O caminho até Antônio dos Santos foi revelando uma beleza a cada curva. Na vila, fizemos uma pausa para o lanche e analisar quanto já havíamos andado e quanto ainda faltava. O tempo parecia estar mudando e alguns quilômetros depois, já estávamos pedalando sob chuva novamente. Dessa vez uma chuva gelada e constante. Tão constante ao ponto de fazer com que alguns de nós cogitasse montar a barraca ali mesmo no meio de algum pasto, mesmo que isso significasse ter que pedalar os quilômetros restantes no dia seguinte. A esse ponto, era questão de honra conseguir chegar a Caeté. Darlan, funcionário da prefeitura de lá disse que mesmo que chegássemos de noite, ele ficaria grato em poder ajudar de alguma forma. Então, novamente beirando a hipotermia, aceitamos o convite de pernoitar em uma casa da prefeitura que está sem atividades há alguns meses. Enquanto tomava mais um banho quente, fiquei pensando que por pouco não estava dormindo em um pasto, debaixo de chuva. No meu caso, um pouco mais confortante porque, por uma questão de peso x equipamentos, só trouxe pra essa viagem o teto da barraca.

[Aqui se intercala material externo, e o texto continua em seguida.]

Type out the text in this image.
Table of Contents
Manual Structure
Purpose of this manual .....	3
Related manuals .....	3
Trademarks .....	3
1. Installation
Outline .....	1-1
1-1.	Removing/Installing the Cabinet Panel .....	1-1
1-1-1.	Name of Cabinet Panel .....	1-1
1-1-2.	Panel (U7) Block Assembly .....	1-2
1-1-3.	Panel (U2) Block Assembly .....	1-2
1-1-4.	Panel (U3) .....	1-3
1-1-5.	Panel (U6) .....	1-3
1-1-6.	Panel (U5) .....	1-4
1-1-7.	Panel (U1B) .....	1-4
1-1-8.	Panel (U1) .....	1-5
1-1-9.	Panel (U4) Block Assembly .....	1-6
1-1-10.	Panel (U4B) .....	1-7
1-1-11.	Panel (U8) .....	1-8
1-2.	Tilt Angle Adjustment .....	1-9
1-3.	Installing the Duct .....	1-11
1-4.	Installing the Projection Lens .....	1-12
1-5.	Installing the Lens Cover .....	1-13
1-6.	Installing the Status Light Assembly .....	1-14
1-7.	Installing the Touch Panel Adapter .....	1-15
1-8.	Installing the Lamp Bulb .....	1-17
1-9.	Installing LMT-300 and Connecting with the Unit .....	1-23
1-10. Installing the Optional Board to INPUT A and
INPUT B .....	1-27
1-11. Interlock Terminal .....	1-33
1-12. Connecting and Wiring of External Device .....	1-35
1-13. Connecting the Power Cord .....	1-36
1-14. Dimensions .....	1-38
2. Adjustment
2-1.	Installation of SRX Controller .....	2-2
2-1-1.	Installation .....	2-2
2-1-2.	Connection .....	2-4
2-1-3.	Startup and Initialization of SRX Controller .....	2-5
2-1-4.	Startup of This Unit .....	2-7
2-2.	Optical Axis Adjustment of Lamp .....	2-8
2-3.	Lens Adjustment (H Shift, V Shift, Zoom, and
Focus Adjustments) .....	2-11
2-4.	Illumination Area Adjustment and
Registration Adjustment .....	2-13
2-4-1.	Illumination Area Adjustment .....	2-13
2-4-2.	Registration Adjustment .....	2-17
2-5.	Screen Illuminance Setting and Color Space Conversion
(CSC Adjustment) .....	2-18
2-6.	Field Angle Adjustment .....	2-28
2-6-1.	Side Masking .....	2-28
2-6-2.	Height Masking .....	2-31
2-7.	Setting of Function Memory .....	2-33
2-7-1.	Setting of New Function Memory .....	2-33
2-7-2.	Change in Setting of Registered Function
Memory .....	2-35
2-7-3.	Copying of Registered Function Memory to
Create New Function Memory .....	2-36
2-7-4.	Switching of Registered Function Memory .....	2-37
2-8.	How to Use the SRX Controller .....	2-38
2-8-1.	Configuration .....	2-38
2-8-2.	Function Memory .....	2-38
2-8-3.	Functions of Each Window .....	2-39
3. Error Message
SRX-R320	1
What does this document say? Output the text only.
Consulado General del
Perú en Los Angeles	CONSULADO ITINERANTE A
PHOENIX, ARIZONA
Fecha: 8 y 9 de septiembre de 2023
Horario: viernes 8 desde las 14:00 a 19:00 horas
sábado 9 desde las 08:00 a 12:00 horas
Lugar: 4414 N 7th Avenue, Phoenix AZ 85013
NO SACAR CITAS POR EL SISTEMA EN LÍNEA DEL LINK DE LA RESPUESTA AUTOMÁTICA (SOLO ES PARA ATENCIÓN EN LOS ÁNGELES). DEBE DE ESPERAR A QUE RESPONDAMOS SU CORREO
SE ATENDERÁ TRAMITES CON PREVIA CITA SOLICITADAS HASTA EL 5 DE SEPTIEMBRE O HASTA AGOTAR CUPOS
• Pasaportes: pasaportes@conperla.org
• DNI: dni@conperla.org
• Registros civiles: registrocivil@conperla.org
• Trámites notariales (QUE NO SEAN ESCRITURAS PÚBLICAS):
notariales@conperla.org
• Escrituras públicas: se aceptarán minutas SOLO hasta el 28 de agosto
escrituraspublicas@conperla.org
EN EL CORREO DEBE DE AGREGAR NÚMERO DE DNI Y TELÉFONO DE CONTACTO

DIA 3 Hoje só tem uma subida!
Enfim a Primavera. Quem diria que a noite mais mal dormida seria exatamente aquela dentro de uma casa. Os pernilongos infernizaram a vida de geral durante toda a noite. Nenhum de nós teve uma boa noite de descanso. As pernas estavam pesadas e era visível que algumas horas extras de sono fariam bem. Porém precisávamos seguir. Enquanto tomávamos café da manhã, descobrimos que uma pedra havia se deslocado na estrada que dá acesso ao Santuário da Piedade e como o mesmo se encontra fechado, não conseguimos uma autorização para subir até lá. Como já havíamos estado lá em outras ocasiões, não fizemos tanta questão. E claro, seria um ótimo descanso para as pernas. Seguiríamos então para o destino final do dia.
Arrisco dizer que André, como é carinhosamente apelidado o distrito de André do Mato Dentro, era a minha grande expectativa dessa viagem. Ouvi falar tanto das cachoeiras de lá que, desde que decidimos embarcar nessa viagem, as imagens permeavam o meu imaginário. Nosso plano inicial era subir Piedade e chegar em André no fim do dia para dormir. Com a mudança, seguiríamos direto pra André e passaríamos o dia regenerando em alguma cachoeira. Parecia perfeito.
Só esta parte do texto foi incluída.